Super Metroid was a game highly fixated on the idea of empowering the player. Thematically incongruent to Metroid itself so far to me, but something that resonates with many. Fusion is a rebuttal of that, a return to the condemnation through play that Metroid II on the Game Boy fixated so heavily on. Samus, for her actions in the last game, has now become part of the state itself - her cyborg suit melded to become one with her flesh. The two are inseparable. However, she has also become part of the Metroids she swore to kill. A conflicted identity that cannot exist.
And through this journey, Samus reconciles that nature. She kills the part of her that was loyal to the Federation, buries it behind her. She even goes so far as to become an enemy of the state. It is only here, after she has thrown away all that defined her before, that she can learn to grow from the atrocities she committed in the name of empire. It is only here that she can be forgiven.
Intricate, complex spaces where you are the only God. Samus' continued path of slaughter is now in conflict with her privileged "moment of conscience" she was allowed in the last game. Samus' new perspective contrasts deeply with a rehearsal of her first mission, but instead of approaching it from a different angle, she chooses culling yet again. Once more, she destroys ecosystems for simply being in her way. Once more, she commits the colonial atrocities that she condemns the Space Pirates for.
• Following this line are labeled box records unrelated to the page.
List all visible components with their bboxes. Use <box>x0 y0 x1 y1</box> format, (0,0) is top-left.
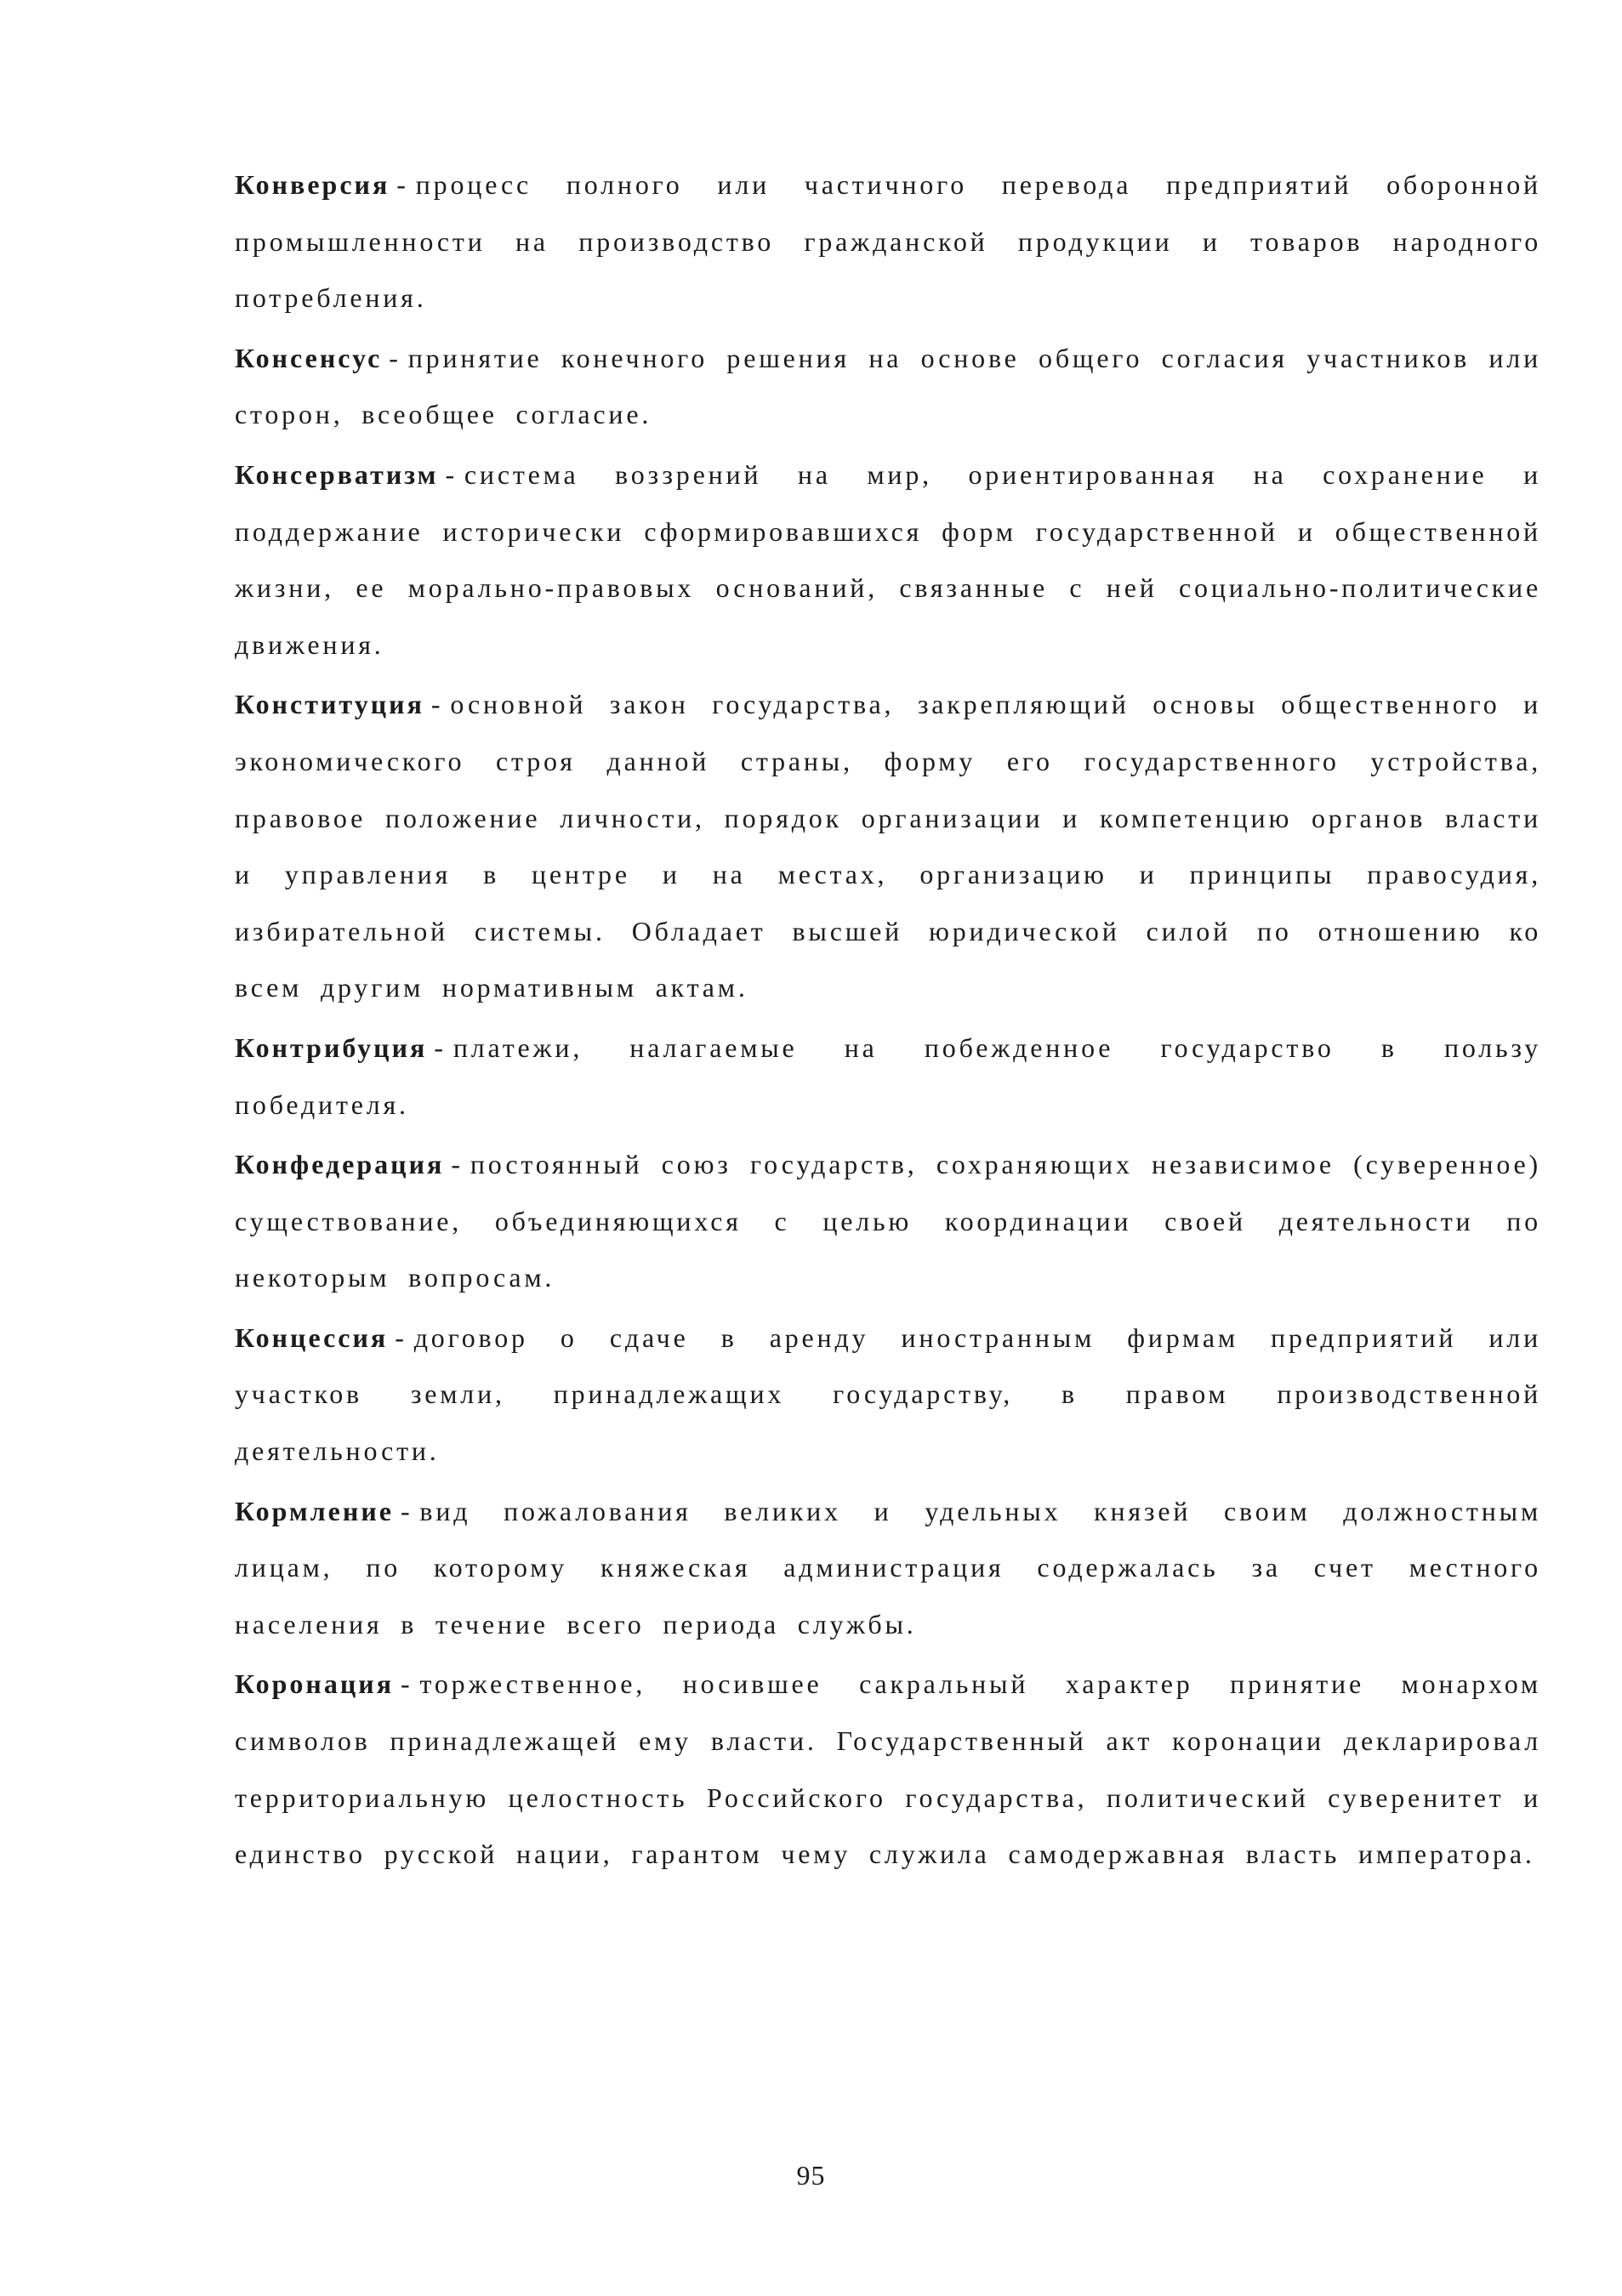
glossary-term: Контрибуция <box>235 1031 428 1063</box>
glossary-definition: платежи, налагаемые на побежденное государство в пользу победителя. <box>235 1031 1541 1120</box>
glossary-entry-konversiya <box>235 156 1541 327</box>
glossary-term: Консенсус <box>235 342 383 373</box>
glossary-term: Конверсия <box>235 169 390 200</box>
term-separator: - <box>445 458 458 490</box>
glossary-entry-kormlenie <box>235 1483 1541 1653</box>
glossary-term: Конституция <box>235 689 424 720</box>
glossary-entry-kontribuciya <box>235 1020 1541 1133</box>
glossary-term: Конфедерация <box>235 1149 445 1180</box>
glossary-entry-konfederaciya <box>235 1136 1541 1306</box>
term-separator: - <box>451 1149 464 1180</box>
glossary-definition: торжественное, носившее сакральный характер принятие монархом символов принадлежащей ему власти. Государственный акт коронации декларировал территориальную целостность Российского государства, политический суверенитет и единство русской нации, гарантом чему служила самодержавная власть императора. <box>235 1668 1541 1870</box>
glossary-term: Концессия <box>235 1321 389 1353</box>
glossary-definition: принятие конечного решения на основе общего согласия участников или сторон, всеобщее согласие. <box>235 342 1541 430</box>
term-separator: - <box>395 1321 407 1353</box>
glossary-entry-koncessiya <box>235 1310 1541 1480</box>
term-separator: - <box>400 1495 413 1526</box>
glossary-term: Коронация <box>235 1668 395 1700</box>
glossary-definition: основной закон государства, закрепляющий основы общественного и экономического строя данной страны, форму его государственного устройства, правовое положение личности, порядок организации и компетенцию органов власти и управления в центре и на местах, организацию и принципы правосудия, избирательной системы. Обладает высшей юридической силой по отношению ко всем другим нормативным актам. <box>235 689 1541 1003</box>
glossary-term: Кормление <box>235 1495 394 1526</box>
glossary-definition: постоянный союз государств, сохраняющих независимое (суверенное) существование, объединяющихся с целью координации своей деятельности по некоторым вопросам. <box>235 1149 1541 1293</box>
term-separator: - <box>430 689 444 720</box>
glossary-definition: процесс полного или частичного перевода предприятий оборонной промышленности на производство гражданской продукции и товаров народного потребления. <box>235 169 1541 314</box>
glossary-entry-konsensus <box>235 330 1541 443</box>
glossary-entry-konservatizm <box>235 446 1541 673</box>
glossary-page <box>235 156 1541 1886</box>
term-separator: - <box>401 1668 413 1700</box>
glossary-term: Консерватизм <box>235 458 439 490</box>
term-separator: - <box>389 342 401 373</box>
glossary-definition: система воззрений на мир, ориентированная на сохранение и поддержание исторически сформировавшихся форм государственной и общественной жизни, ее морально-правовых оснований, связанные с ней социально-политические движения. <box>235 458 1541 660</box>
term-separator: - <box>396 169 409 200</box>
glossary-entry-koronaciya <box>235 1656 1541 1882</box>
term-separator: - <box>434 1031 447 1063</box>
glossary-definition: договор о сдаче в аренду иностранным фирмам предприятий или участков земли, принадлежащих государству, в правом производственной деятельности. <box>235 1321 1541 1467</box>
glossary-entry-konstituciya <box>235 676 1541 1016</box>
page-number: 95 <box>796 2160 826 2191</box>
glossary-definition: вид пожалования великих и удельных князей своим должностным лицам, по которому княжеская администрация содержалась за счет местного населения в течение всего периода службы. <box>235 1495 1541 1640</box>
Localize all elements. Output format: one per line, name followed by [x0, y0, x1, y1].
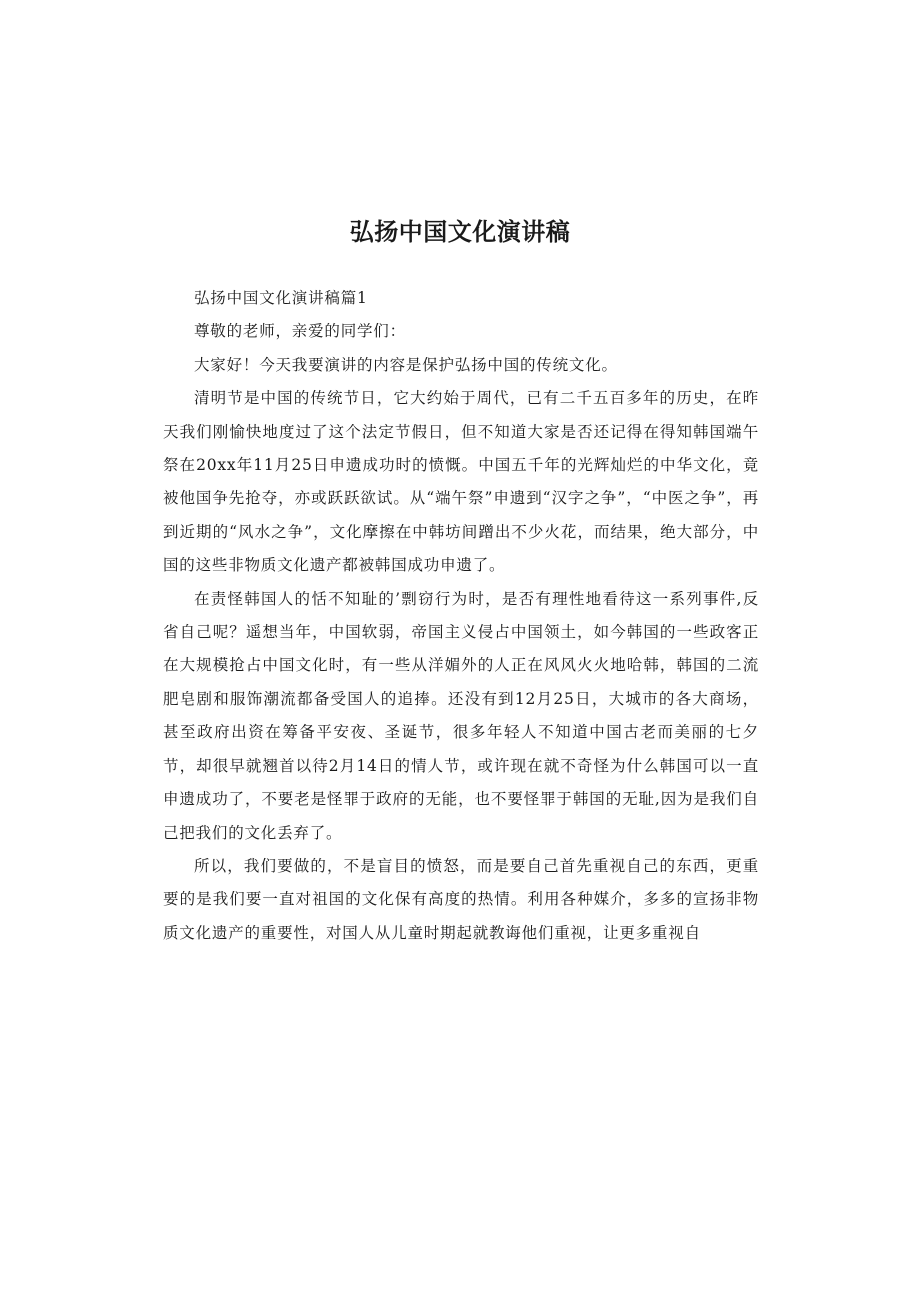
paragraph-body: 在责怪韩国人的恬不知耻的’剽窃行为时，是否有理性地看待这一系列事件,反省自己呢？遥想当年，中国软弱，帝国主义侵占中国领土，如今韩国的一些政客正在大规模抢占中国文化时，有一些从洋媚外的人正在风风火火地哈韩，韩国的二流肥皂剧和服饰潮流都备受国人的追捧。还没有到12月25日，大城市的各大商场，甚至政府出资在筹备平安夜、圣诞节，很多年轻人不知道中国古老而美丽的七夕节，却很早就翘首以待2月14日的情人节，或许现在就不奇怪为什么韩国可以一直申遗成功了，不要老是怪罪于政府的无能，也不要怪罪于韩国的无耻,因为是我们自己把我们的文化丢弃了。: [163, 589, 759, 842]
paragraph-subtitle: 弘扬中国文化演讲稿篇1: [194, 289, 368, 307]
document-title: 弘扬中国文化演讲稿: [349, 218, 571, 246]
paragraph-salutation: 尊敬的老师，亲爱的同学们：: [194, 322, 406, 341]
document-body: [163, 282, 759, 950]
paragraph-body: 所以，我们要做的，不是盲目的愤怒，而是要自己首先重视自己的东西，更重要的是我们要一直对祖国的文化保有高度的热情。利用各种媒介，多多的宣扬非物质文化遗产的重要性，对国人从儿童时期起就教诲他们重视，让更多重视自: [163, 856, 759, 942]
paragraph-greeting: 大家好！今天我要演讲的内容是保护弘扬中国的传统文化。: [194, 355, 618, 374]
paragraph-body: 清明节是中国的传统节日，它大约始于周代，已有二千五百多年的历史，在昨天我们刚愉快地度过了这个法定节假日，但不知道大家是否还记得在得知韩国端午祭在20xx年11月25日申遗成功时的愤慨。中国五千年的光辉灿烂的中华文化，竟被他国争先抢夺，亦或跃跃欲试。从“端午祭”申遗到“汉字之争”，“中医之争”，再到近期的“风水之争”，文化摩擦在中韩坊间蹭出不少火花，而结果，绝大部分，中国的这些非物质文化遗产都被韩国成功申遗了。: [163, 389, 759, 575]
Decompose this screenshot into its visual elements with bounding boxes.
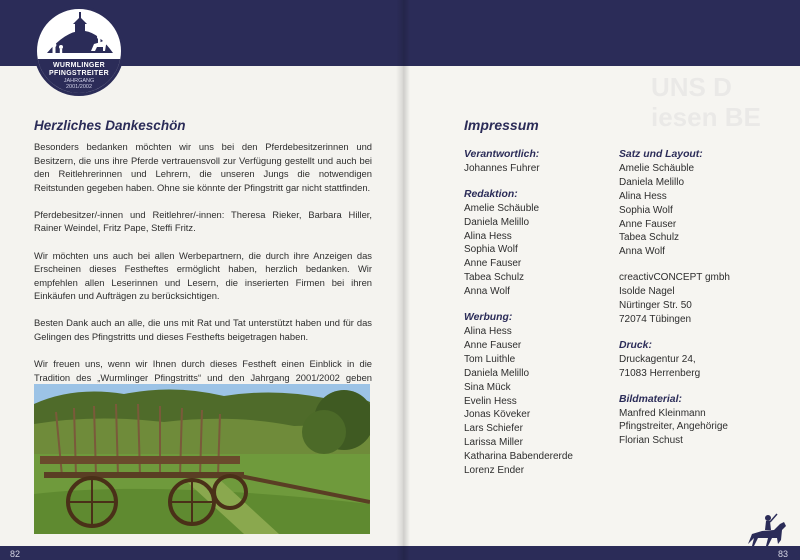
impressum-entry: Anna Wolf: [619, 246, 665, 258]
impressum-section-title: Werbung:: [464, 312, 513, 324]
impressum-entry: Druckagentur 24,: [619, 353, 696, 365]
chapel-riders-icon: [37, 9, 121, 65]
impressum-entry: Sina Mück: [464, 381, 511, 393]
bottom-band: [0, 546, 403, 560]
impressum-section: [464, 188, 624, 299]
page-number: 83: [777, 549, 788, 559]
impressum-entry: Tabea Schulz: [464, 272, 525, 284]
impressum-entry: Alina Hess: [464, 230, 512, 242]
impressum-entry: Daniela Melillo: [464, 216, 530, 228]
impressum-entry: Anne Fauser: [464, 258, 522, 270]
impressum-entry: Isolde Nagel: [619, 286, 675, 298]
logo-subtitle-line1: JAHRGANG: [63, 78, 95, 84]
impressum-heading: Impressum: [464, 117, 539, 133]
impressum-entry: Tabea Schulz: [619, 232, 680, 244]
impressum-entry: Lars Schiefer: [464, 423, 523, 435]
book-gutter: [396, 0, 410, 560]
impressum-entry: Sophia Wolf: [464, 244, 518, 256]
impressum-entry: Alina Hess: [464, 325, 512, 337]
impressum-section-title: Druck:: [619, 339, 652, 351]
impressum-entry: Lorenz Ender: [464, 465, 525, 477]
impressum-entry: Johannes Fuhrer: [464, 162, 540, 174]
impressum-entry: Pfingstreiter, Angehörige: [619, 421, 728, 433]
impressum-entry: 72074 Tübingen: [619, 313, 692, 325]
impressum-entry: Sophia Wolf: [619, 204, 673, 216]
impressum-entry: Florian Schust: [619, 435, 683, 447]
bottom-band: [403, 546, 800, 560]
thanks-paragraph: Wir freuen uns, wenn wir Ihnen durch dieses Festheft einen Einblick in die Tradition des „Wurmlinger Pfingstritts“ und den Jahrgang 2001/2002 geben: [34, 358, 372, 383]
page-number: 82: [10, 549, 21, 559]
ghost-line: iesen BE: [651, 102, 761, 132]
impressum-entry: Katharina Babendererde: [464, 451, 573, 463]
thanks-heading: Herzliches Dankeschön: [34, 118, 186, 133]
impressum-entry: creactivCONCEPT gmbh: [619, 272, 730, 284]
impressum-section: [619, 271, 789, 327]
impressum-section: [464, 148, 624, 176]
impressum-entry: Evelin Hess: [464, 395, 517, 407]
impressum-entry: Tom Luithle: [464, 353, 516, 365]
thanks-paragraph: Besonders bedanken möchten wir uns bei den Pferdebesitzerinnen und Besitzern, die uns ihre Pferde vertrauensvoll zur Verfügung gestellt und auch bei den Reitlehrerinnen und Lehrern, die unseren Jungs die notwendigen Reitstunden gegeben haben. Ohne sie könnte der Pfingstritt gar nicht stattfinden.: [34, 141, 372, 193]
logo-banner: [37, 59, 121, 93]
impressum-section: [464, 311, 624, 478]
impressum-entry: Amelie Schäuble: [619, 162, 695, 174]
impressum-column-right: [619, 148, 789, 460]
logo-title-line2: PFINGSTREITER: [49, 70, 109, 77]
hay-wagon-photo: [34, 384, 370, 534]
impressum-entry: Nürtinger Str. 50: [619, 300, 692, 312]
thanks-body: [34, 140, 372, 411]
impressum-entry: Daniela Melillo: [619, 176, 685, 188]
thanks-paragraph: Wir möchten uns auch bei allen Werbepartnern, die durch ihre Anzeigen das Erscheinen dieses Festheftes ermöglicht haben, herzlich bedanken. Wir empfehlen allen Leserinnen und Lesern, die inserierten Firmen bei ihren Einkäufen und Aufträgen zu berücksichtigen.: [34, 249, 372, 302]
impressum-entry: Anne Fauser: [464, 339, 522, 351]
impressum-entry: Anna Wolf: [464, 286, 510, 298]
logo-subtitle-line2: 2001/2002: [66, 84, 92, 90]
impressum-column-left: [464, 148, 624, 490]
impressum-entry: Alina Hess: [619, 190, 667, 202]
impressum-entry: Larissa Miller: [464, 437, 523, 449]
impressum-section-title: Verantwortlich:: [464, 149, 540, 160]
thanks-paragraph: Pferdebesitzer/-innen und Reitlehrer/-innen: Theresa Rieker, Barbara Hiller, Rainer Weindel, Fritz Pape, Steffi Fritz.: [34, 208, 372, 234]
impressum-entry: Jonas Köveker: [464, 409, 531, 421]
impressum-section-title: Satz und Layout:: [619, 149, 703, 160]
impressum-entry: 71083 Herrenberg: [619, 367, 701, 379]
impressum-section: [619, 148, 789, 259]
impressum-entry: Daniela Melillo: [464, 367, 530, 379]
thanks-paragraph: Besten Dank auch an alle, die uns mit Rat und Tat unterstützt haben und für das Gelingen des Pfingstritts und dieses Festhefts beigetragen haben.: [34, 317, 372, 343]
horse-rider-icon: [744, 510, 790, 550]
impressum-entry: Amelie Schäuble: [464, 202, 540, 214]
impressum-entry: Anne Fauser: [619, 218, 677, 230]
right-page: [403, 0, 800, 560]
bleed-through-text: [651, 72, 761, 132]
pfingstreiter-logo: [34, 6, 124, 96]
logo-title-line1: WURMLINGER: [53, 62, 105, 69]
impressum-entry: Manfred Kleinmann: [619, 407, 706, 419]
ghost-line: UNS D: [651, 72, 732, 102]
impressum-section-title: Bildmaterial:: [619, 393, 682, 405]
impressum-section: [619, 393, 789, 449]
impressum-section-title: Redaktion:: [464, 188, 518, 200]
top-band: [403, 0, 800, 66]
impressum-section: [619, 339, 789, 381]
What's most disturbing about all of this, though, is that she is no longer seen as the brutal and grotesque machine of the state as she was before. Her actions are framed as powerful and vindicating, as if she's carving a path for the better of everyone in spite of her clinging to her ideology of totalitarian violence. This violence is no longer critiqued, but exonerated. The fascist Galactic Federation versus the fascist Space Pirates once more, this time in a manner considered satisfying.
The entertainment Super Metroid brings through its cycles of torture are disappointing after the direction Metroid II took. Samus is now a monster in disguise, playing "hero" for puppeteers greater than her.